Friday, March 4, 2011

Two Unconnected Animation Topics

Why We Shouldn’t Undervalue CG Animation

This may shock anyone familiar with the simple graphics and animation styling of Nick Jr’s hit preschool show Blue’s Clues, but I can attest that for the 8 plus years I worked there, any of us animators on the series could spot each other’s scenes. How is that possible? It was possible because even with such limited graphics, movement, and so on, there was much of each individual animator’s personal approach that creeped in––despite the fact that we were delivering an animated product that was made to one cohesive vision and standard. The fact is, when you have people in the mix, their individual achievements will be present.

Traditional hand drawn theatrical animation is not the only instance where individual achievements may be present. The puppeteer creates a performance, as does a stop-motion animator, as does the CG animator working with rigged character in Maya––all without the act of drawing. All of these forms of creating a performance require a person projecting his/her self into something else to bring it to life. Having a pencil in hand is not THE prerequisite for an individual/human presence in an animated film.

What complicates this is that the CG age is still so new that we don’t yet know who our current day Milt Kahls are. But, it’s a mistake to think we won’t. Surely within Dreamworks or Pixar or on productions such as Disney's "Tangled" (pictured above) they already know who these current and future heroes are, and one day we (on the outside) will know them too. In the future, someone will write John Canemaker-style history books and articles explaining what each superstar CG animator did best, lauding individual achievements, and cataloguing scenes.

Why the Oscars Matter

It’s easy to believe the Academy Awards don’t mean anything because the very idea of the awards is absurd. After all, what is THE best anything? There's no perfect and fair way to measure something as subjective as art. The Oscars are not definitive. No one award from any festival decides for all tastes what is best in anything. But, the same issue is inherent in any animation or film festival. In fact, the Oscars are simply another festival, albeit the most famous one in the world. Today, indie animated films can be either shared openly online (in hopes of going viral), or entered to compete in the festival circuit. Some try to do both at once (PES is the best example of someone succeeding equally at both at the same time), although filmmakers should be careful to not disqualify themselves by putting their films online because many festivals do not permit that.
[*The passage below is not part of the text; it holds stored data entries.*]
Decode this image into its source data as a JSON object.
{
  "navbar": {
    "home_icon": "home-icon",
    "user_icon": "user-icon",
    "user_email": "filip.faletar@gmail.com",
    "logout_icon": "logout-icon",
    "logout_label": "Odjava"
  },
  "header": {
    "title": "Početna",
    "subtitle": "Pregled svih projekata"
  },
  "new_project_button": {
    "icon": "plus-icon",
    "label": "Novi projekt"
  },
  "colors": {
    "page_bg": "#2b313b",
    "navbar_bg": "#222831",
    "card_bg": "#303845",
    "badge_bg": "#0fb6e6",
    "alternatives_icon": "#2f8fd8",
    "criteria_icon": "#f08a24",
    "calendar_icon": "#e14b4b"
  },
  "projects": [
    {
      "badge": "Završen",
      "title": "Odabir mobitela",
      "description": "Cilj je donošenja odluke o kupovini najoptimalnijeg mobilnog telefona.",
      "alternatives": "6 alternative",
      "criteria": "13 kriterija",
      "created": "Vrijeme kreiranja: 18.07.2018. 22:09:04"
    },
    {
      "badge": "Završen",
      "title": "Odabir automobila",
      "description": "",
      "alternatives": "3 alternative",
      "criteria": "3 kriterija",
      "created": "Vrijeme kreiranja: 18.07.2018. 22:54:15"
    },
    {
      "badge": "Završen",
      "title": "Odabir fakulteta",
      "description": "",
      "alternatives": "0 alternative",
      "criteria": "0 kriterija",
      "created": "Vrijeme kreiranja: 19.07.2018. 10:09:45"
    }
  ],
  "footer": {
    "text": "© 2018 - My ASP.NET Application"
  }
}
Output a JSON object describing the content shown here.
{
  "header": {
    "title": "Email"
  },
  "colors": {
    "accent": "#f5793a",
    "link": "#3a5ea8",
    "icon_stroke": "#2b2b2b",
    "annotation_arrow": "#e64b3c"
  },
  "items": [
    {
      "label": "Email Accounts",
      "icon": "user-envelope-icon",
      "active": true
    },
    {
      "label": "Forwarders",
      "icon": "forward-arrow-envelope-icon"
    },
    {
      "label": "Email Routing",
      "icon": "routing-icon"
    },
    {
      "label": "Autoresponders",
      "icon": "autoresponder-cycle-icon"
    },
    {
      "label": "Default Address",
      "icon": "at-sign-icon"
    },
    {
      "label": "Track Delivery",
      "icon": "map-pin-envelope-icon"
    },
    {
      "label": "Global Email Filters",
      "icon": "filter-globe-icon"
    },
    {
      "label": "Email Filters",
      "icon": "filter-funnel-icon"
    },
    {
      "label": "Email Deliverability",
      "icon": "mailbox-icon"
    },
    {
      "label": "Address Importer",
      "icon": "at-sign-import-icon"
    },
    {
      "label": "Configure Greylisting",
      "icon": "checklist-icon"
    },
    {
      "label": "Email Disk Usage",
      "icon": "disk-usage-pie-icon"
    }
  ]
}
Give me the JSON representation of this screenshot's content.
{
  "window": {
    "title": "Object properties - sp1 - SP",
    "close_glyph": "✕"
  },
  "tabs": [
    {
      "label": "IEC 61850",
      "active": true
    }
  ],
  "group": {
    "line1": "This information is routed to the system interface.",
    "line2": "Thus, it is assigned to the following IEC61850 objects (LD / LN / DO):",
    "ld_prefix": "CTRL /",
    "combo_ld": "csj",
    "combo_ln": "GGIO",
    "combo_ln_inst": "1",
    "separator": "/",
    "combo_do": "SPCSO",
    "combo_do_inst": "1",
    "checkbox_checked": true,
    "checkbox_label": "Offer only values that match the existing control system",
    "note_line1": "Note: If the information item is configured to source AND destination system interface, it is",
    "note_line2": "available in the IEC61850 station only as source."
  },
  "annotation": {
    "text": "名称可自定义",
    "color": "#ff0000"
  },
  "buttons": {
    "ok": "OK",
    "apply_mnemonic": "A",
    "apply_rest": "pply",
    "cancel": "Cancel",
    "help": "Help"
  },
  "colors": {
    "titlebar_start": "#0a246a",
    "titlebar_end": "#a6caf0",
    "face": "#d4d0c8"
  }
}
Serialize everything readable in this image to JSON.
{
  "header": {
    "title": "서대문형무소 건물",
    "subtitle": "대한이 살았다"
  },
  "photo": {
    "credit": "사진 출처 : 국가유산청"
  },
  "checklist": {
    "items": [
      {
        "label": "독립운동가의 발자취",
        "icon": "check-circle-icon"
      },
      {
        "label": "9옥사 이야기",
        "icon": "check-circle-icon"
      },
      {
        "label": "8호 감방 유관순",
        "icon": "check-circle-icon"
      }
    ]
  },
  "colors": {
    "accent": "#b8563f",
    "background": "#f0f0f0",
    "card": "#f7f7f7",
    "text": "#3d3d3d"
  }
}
My own strategy would vary from film to film. If I have a film that is very short and light in subject or theme, I’d be more likely to share it online and not be thinking of festivals or qualifying for an Oscar nomination. But, if I have a serious film (and we each have our own idea of what “serious” means) I’d enter a ton of important festivals and keep one eye on qualifying for the Academy Awards. I've attended the Academy shorts voting a handful of times and have seen several friends on the list of 30 or so films that qualify for a potential Oscar nomination each year. I can't explain how encouraging that is. It somehow makes the impossible seem a touch more possible.

It's natural to want to achieve what others have achieved. Anyone who works in animation automatically follows in the legacy of their heroes, so the Oscar goal is just a more specific (and even harder to reach) dream within that context. But in practical terms, an Oscar nomination means a lot of visibility. I’d wager that in this age of social networking and online information an Oscar nomination is probably more useful than it’s ever been. A filmmaker can capitalize on such a thing and use it as a means to get more projects off the ground, in particular more ambitious projects such as features and such, which require many partners and funding.

The glamour and glitz of the Academy Awards aside, it's the world's highest profile film festival, and that's the part that ensures its continuing relevance to the indie filmmaker.